Ein Grundeinkommen würde ihre Situation schlagartig verändern. Denn es gäbe nun keinen Hinderungsgrund mehr, sich etwas dazu zu verdienen. Sie dürften es behalten. Ihrer Initiative, eigenen Talenten nachzugehen, neue zu erkunden, Experimente zu machen, stünde nichts mehr im Wege. Die narkotische Wirkung der bisherigen Sozialtransfers fiele weg.
Das heißt, dass ein Grundeinkommen nicht nur teuer ist, sondern auch einer völlig neuen Logik folgt. Es sichert die Basis jedes Menschen, ohne seine Initiative zu schmälern. Eine geänderte Konstruktion des Sozialstaats auf der Grundlage einer Grundsicherung ohne Anrechnungsnachweise wäre eine echte Innovation. Es würde anknüpfen an Utopia von Thomas Morus, in dem Arbeit nicht verrichtet wird, um sich seinen Lebensunterhalt zu verdienen, sondern eine Art kreativer Tätigkeit ist, um etwas zu machen, was einer guten Idee folgt oder um sich selbst zu verwirklichen. Es knüpft an an das Ideal eines Staates, indem es nicht mehr nur zweckgebundene Arbeitsverhältnisse honoriert werden, sondern intrinsisch motivierte.

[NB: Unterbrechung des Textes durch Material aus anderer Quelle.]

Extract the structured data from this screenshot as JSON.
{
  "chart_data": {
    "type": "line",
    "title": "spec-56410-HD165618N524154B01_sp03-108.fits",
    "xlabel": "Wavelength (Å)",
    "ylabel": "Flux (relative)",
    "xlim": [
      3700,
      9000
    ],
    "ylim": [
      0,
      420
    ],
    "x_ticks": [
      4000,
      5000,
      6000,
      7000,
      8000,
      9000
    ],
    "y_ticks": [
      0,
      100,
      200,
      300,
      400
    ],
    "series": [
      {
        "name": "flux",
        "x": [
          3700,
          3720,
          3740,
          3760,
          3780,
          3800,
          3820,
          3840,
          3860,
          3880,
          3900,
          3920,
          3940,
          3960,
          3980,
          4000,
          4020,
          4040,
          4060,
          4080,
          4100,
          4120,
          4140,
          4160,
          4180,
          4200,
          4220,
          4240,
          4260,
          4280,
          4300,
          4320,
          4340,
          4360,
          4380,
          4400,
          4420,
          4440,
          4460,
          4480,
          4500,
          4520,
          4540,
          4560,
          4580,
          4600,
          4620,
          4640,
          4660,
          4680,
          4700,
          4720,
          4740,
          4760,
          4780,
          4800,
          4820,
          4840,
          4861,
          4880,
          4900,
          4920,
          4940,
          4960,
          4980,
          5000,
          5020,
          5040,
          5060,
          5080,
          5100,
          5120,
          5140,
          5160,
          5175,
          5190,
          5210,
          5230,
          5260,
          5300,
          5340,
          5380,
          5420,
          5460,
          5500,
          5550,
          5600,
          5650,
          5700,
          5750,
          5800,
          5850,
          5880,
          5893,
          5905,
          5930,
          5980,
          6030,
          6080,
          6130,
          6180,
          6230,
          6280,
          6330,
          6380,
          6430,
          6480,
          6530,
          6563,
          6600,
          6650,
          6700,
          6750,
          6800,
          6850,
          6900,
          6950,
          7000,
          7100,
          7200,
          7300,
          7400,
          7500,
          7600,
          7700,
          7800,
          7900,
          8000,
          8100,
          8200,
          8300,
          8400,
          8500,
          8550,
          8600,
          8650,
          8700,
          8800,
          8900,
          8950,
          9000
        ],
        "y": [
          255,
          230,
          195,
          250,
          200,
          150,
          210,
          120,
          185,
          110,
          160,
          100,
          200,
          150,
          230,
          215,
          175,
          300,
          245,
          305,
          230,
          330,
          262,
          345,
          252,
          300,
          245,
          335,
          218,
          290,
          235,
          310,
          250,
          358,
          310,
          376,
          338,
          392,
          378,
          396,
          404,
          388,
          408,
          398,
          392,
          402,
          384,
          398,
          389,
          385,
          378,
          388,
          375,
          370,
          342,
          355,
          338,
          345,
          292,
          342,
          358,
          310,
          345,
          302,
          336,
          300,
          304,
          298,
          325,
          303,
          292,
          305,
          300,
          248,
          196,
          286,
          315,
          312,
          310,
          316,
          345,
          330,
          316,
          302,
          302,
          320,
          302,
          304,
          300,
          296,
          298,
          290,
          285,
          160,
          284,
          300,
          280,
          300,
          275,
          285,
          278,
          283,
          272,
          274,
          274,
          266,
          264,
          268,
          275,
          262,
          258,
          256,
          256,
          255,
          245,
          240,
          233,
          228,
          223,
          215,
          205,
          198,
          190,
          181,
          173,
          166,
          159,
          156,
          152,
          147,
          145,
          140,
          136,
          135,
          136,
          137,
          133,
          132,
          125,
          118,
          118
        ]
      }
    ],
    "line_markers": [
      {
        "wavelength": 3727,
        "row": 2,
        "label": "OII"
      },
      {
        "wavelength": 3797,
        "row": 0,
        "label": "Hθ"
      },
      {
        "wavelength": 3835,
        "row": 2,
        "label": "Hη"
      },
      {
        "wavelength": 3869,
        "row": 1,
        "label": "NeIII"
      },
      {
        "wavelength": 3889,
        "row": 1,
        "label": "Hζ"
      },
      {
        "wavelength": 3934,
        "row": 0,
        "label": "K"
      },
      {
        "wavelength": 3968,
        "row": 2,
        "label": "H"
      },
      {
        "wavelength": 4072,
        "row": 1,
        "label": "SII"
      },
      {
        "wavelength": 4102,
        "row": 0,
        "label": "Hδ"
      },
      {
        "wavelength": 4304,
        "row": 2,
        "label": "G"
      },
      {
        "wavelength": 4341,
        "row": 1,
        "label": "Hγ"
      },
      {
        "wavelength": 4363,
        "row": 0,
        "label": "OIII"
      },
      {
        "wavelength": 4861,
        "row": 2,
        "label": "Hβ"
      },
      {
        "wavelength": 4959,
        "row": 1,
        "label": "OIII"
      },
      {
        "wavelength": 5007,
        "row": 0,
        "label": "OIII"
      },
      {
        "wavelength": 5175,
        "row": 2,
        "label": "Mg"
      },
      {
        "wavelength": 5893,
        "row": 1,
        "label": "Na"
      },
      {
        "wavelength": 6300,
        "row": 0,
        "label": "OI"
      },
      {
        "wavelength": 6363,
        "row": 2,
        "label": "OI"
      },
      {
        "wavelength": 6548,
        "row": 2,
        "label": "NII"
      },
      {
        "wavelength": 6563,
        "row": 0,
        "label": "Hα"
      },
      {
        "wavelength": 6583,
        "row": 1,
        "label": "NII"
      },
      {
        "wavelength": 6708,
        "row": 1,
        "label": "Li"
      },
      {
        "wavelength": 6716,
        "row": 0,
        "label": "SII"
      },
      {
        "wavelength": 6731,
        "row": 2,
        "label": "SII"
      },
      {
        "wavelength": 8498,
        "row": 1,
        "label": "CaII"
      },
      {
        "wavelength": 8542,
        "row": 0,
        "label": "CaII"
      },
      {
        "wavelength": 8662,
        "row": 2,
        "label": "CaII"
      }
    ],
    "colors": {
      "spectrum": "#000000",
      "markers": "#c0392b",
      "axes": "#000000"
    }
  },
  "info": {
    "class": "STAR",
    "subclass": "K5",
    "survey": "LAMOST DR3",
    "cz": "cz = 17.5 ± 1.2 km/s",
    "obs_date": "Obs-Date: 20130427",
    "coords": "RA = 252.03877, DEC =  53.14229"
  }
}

Bismarck versus Götz Werner
Die beiden sozialstaatlichen Welten „Bismarck“ (dem Erfinder des Sozialstaats) versus „Götz Werner“ (einer der lautesten Befürworter des Grundeinkommens) sind nicht einfach zusammen zu bringen. Es würde zu weit führen, alle Aspekte des Sozialstaats alt gegen den Sozialstaat neu zu vergleichen, zu ersetzen oder kompatibel zu machen. Nur ein Beispiel. Man kann nicht den Sozialstaat alt mit seinen Gesamtbudget von über 900 Milliarden Euro und dem Sozialstaat neu mit Kosten von 500 bis 800 Milliarden nebeneinander setzen und sagen: Ergibt nur noch eine Differenz zwischen 100 und 400 Milliarden Euro. So einfach ist das nicht. Da muss man genauer hinschauen und das heißt: die Differenz ist – rein von den Kosten her gedacht – viel größer: Nur rund 175 Milliarden Euro gehen in die Förder- und Fürsorgesysteme wie die bisherige Grundsicherung. Allein die aus den Sozialversicherungen und den Pensionen, Beihilfen und Arbeitgebersystemen organisierten Beträge belaufen sich auf über 700 Milliarden Euro. Dieses Geld ist beitragsfinanziert – man könnte es nicht einfach für einen staatlichen Grundeinkommensfonds vereinnahmen. Das bedeutet, die Differenz ist viel größer als angenommen.
Aber es geht nicht nur um die Finanzierung, es geht vor allem um eine neue Philosophie. Das heißt, wer das Grundeinkommen mit dem Argument kritisiert, die beiden Logiken von Sozialstaat und BGE passten nicht zusammen, der hat einerseits Recht. Andererseits hat er offenbar nicht verstanden, dass es nötig sein könnte, genau die alte klebrige Logik des Bismark-Sozialstaats zu durchbrechen. Denn sie hat ja etwas Widersinniges. Sie fesselt die Eigeninitiative von Menschen nur deshalb, weil sie einer staatlichen Sicherungs- und Umverteilungsmaschine angehören. Und das kann nicht der Sinn eines Sozialstaats sein, oder?